Nein. Krankentagegeld ist typischerweise auf vorübergehende Arbeitsunfähigkeit ausgelegt. Bei langfristigen oder dauerhaften Einschränkungen ist die Berufsunfähigkeitsabsicherung ein eigenes Thema.

Wie hoch sollte der Tagessatz sein?

Er sollte sich an der nachweisbaren Einkommens- und Fixkostenlücke orientieren, nicht an einem pauschalen Wunschbetrag. Versicherer können Höchstgrenzen und Einkommensnachweise vorsehen.

Gibt es auch Leistungen bei teilweiser Arbeitsunfähigkeit?

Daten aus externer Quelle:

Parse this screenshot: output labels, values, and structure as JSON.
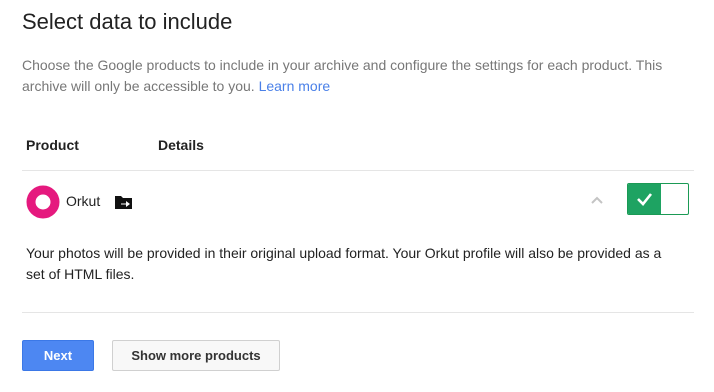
{
  "header": {
    "title": "Select data to include",
    "description": "Choose the Google products to include in your archive and configure the settings for each product. This archive will only be accessible to you.",
    "learn_more": "Learn more"
  },
  "table": {
    "columns": [
      "Product",
      "Details"
    ]
  },
  "product": {
    "name": "Orkut",
    "logo_color": "#e5197e",
    "included": true,
    "toggle_color": "#1ea362",
    "note": "Your photos will be provided in their original upload format. Your Orkut profile will also be provided as a set of HTML files."
  },
  "icons": {
    "folder": "folder-move-icon",
    "collapse": "chevron-up-icon",
    "check": "check-icon"
  },
  "actions": {
    "next_label": "Next",
    "more_label": "Show more products"
  },
  "colors": {
    "accent": "#4d87f2",
    "link": "#4a80e8"
  }
}
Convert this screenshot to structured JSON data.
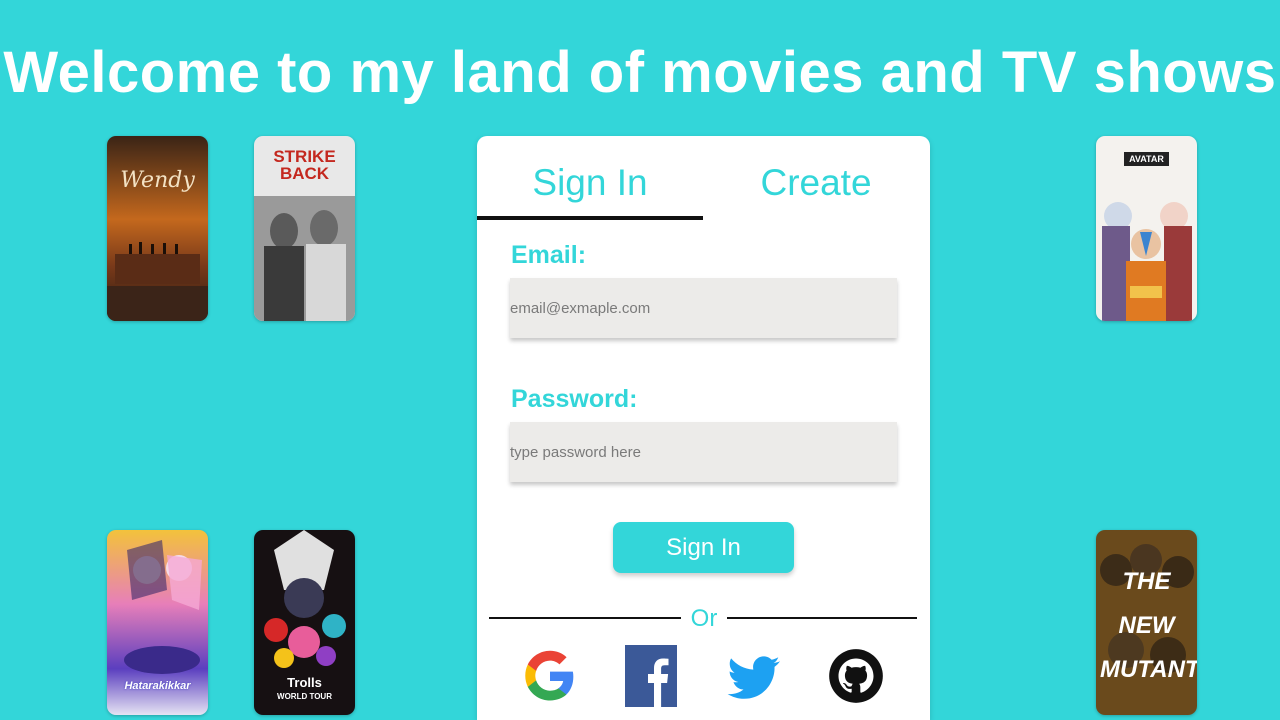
{
  "header": {
    "title": "Welcome to my land of movies and TV shows"
  },
  "posters": [
    {
      "title": "Wendy"
    },
    {
      "title": "STRIKE BACK"
    },
    {
      "title": "AVATAR"
    },
    {
      "title": "Hatarakikkar"
    },
    {
      "title": "Trolls",
      "subtitle": "WORLD TOUR"
    },
    {
      "title": "THE NEW MUTANTS"
    }
  ],
  "auth": {
    "tabs": {
      "signin_label": "Sign In",
      "create_label": "Create"
    },
    "email_label": "Email:",
    "email_placeholder": "email@exmaple.com",
    "password_label": "Password:",
    "password_placeholder": "type password here",
    "submit_label": "Sign In",
    "or_text": "Or"
  },
  "social": [
    "google-icon",
    "facebook-icon",
    "twitter-icon",
    "github-icon"
  ],
  "colors": {
    "background": "#33d6d9",
    "accent": "#33d6d9",
    "card": "#ffffff",
    "input": "#ecebe9"
  }
}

Das ist abhängig vom Tarif. Manche Bedingungen enthalten Regelungen dazu, andere knüpfen die Leistung an vollständige Arbeitsunfähigkeit. Der genaue Wortlaut ist maßgeblich.

Fazit

Krankentagegeld kann für EPU in Österreich ein sinnvoller Baustein gegen kurzfristige bis mittlere Einkommensausfälle sein. Es funktioniert aber nur, wenn Tagessatz, Wartezeit und Rücklagen zusammenpassen. Vergleichen Sie nicht nur die Prämie, sondern vor allem Leistungsdefinition, Dauer, Ausschlüsse und Pflichten. Ein sauber geplanter Mix aus Reserve und passenden Versicherungsbausteinen schafft im Ernstfall mehr Handlungsspielraum.